Keywords:
Cancer, Experimental investigations, MR, Oncology, Head and neck, Hyperplasia / Hypertrophy, Tissue characterisation
Authors:
S. Caprioli1, S. Casella2, M. Verda3, G. Ficarra4, E. Barabino5, G. Cittadini4; 1Arenzano/IT, 2Savona/IT, 3Imperia/IT, 4Genoa/IT, 5Genova/IT
DOI:
10.26044/ecr2019/C-3352
Aims and objectives
Since its introduction in clinical practice,
MRI played a fundamental role in the diagnosis of Head and Neck cancer.
DWI is an MR technique that studies molecular diffusion,
in particular the Brownian motion of water protons in biologic tissue.
Neoplastic structures are more densely cellulated and have a larger number of cellular membranes; due to that,
they present a greater impediment to molecular diffusion and lower Apparent Diffusion Coefficient (ADC) values than normal structures; therefore,
DWI improves the detection of cancer especially in head and neck [1].
Oropharynx can represent a challenging district for the radiologist in MR imaging and the presence of hyperplastic lymphoid tissue may hide small foci of Squamous Cell Carcinoma (SCC).

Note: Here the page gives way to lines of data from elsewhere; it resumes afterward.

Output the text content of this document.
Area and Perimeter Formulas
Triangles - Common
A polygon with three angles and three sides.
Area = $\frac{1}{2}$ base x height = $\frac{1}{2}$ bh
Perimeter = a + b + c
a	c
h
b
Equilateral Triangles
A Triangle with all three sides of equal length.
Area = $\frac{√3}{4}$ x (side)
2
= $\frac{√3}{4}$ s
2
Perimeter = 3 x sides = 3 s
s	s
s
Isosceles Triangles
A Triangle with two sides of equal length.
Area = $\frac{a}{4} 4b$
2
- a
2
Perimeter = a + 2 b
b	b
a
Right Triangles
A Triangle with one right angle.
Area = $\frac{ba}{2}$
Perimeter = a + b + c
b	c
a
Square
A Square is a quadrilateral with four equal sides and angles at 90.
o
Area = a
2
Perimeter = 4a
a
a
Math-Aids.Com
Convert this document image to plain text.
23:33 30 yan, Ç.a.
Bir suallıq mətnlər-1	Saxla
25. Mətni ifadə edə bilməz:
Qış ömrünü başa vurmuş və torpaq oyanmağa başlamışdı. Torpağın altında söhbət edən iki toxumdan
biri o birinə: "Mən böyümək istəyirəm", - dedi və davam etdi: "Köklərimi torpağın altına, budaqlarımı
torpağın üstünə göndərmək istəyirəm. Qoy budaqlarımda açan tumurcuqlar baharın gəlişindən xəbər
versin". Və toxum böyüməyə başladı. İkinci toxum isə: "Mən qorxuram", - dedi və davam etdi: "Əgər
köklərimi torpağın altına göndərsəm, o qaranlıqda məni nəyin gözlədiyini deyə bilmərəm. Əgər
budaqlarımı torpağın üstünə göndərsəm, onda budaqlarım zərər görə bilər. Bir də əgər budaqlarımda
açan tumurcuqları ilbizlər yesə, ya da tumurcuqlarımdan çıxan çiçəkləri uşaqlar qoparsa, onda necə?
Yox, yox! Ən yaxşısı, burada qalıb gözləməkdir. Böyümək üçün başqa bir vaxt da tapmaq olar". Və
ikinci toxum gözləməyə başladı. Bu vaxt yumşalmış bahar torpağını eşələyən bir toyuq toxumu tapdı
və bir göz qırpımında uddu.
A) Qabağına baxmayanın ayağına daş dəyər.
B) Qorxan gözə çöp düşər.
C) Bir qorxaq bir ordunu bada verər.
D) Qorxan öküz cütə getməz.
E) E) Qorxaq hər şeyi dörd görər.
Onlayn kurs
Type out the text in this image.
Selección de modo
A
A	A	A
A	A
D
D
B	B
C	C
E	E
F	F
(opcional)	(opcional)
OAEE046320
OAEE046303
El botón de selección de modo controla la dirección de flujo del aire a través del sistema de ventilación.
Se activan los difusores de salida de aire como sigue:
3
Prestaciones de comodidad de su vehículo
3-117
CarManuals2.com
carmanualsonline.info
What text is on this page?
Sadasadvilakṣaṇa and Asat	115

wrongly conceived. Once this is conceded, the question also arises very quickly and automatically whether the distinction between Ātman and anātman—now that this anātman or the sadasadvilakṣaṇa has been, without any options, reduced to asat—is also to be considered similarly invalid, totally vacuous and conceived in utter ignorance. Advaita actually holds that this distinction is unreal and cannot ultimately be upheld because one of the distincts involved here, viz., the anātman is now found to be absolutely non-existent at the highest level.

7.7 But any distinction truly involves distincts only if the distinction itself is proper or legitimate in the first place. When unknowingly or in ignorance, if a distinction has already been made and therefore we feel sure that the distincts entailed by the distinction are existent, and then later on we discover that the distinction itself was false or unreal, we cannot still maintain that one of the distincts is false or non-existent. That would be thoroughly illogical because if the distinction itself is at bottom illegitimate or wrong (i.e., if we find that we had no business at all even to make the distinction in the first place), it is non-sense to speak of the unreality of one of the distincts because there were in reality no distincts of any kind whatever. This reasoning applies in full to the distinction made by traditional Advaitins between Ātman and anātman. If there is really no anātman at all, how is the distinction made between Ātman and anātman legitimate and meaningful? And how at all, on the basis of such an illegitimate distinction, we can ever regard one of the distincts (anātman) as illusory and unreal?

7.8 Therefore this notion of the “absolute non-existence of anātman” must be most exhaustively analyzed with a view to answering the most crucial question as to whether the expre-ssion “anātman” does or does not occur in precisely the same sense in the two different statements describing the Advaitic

Since radiologic diagnosis of Oropharyngeal SCC is primarily based on morphological changes in the base of the tongue and enlargement or asymmetry in palatine tonsils,
detection of SCC in patients with enlarged lymphoid tissue may be very challenging.
Moreover,
lymphoid tissue of palatine tonsil and tongue base has restricted diffusion,
as Oropharyngeal SCCs have.
Bhatia et al.
stated that SCCs have higher mean ADC values compared to Lymphatic Hyperplasia (LH).
This phenomenon could be referred to the loss of the typical architecture of lymphoid tissue,
that usually predisposes to dense cellularity and,
therefore,
to restricted diffusion,
and to the acquiring of a more heterogeneous and deconstructed environment that could possibly explain a higher ADC value [2].
Radiomics is a technique that allows to extract a large amount of data from medical images and a promising method in non-invasive tissue characterization.
Machine learning is a form of artificial intelligence that can create predictive models from large dataset and its synergic effect in classification when combined with radiomic data is well described in literature [3].
The aim of our study is to investigate the utility of Radiomics and Machine Learning in differentiating Oropharyngeal SCC from Lymphatic Hyperplasia.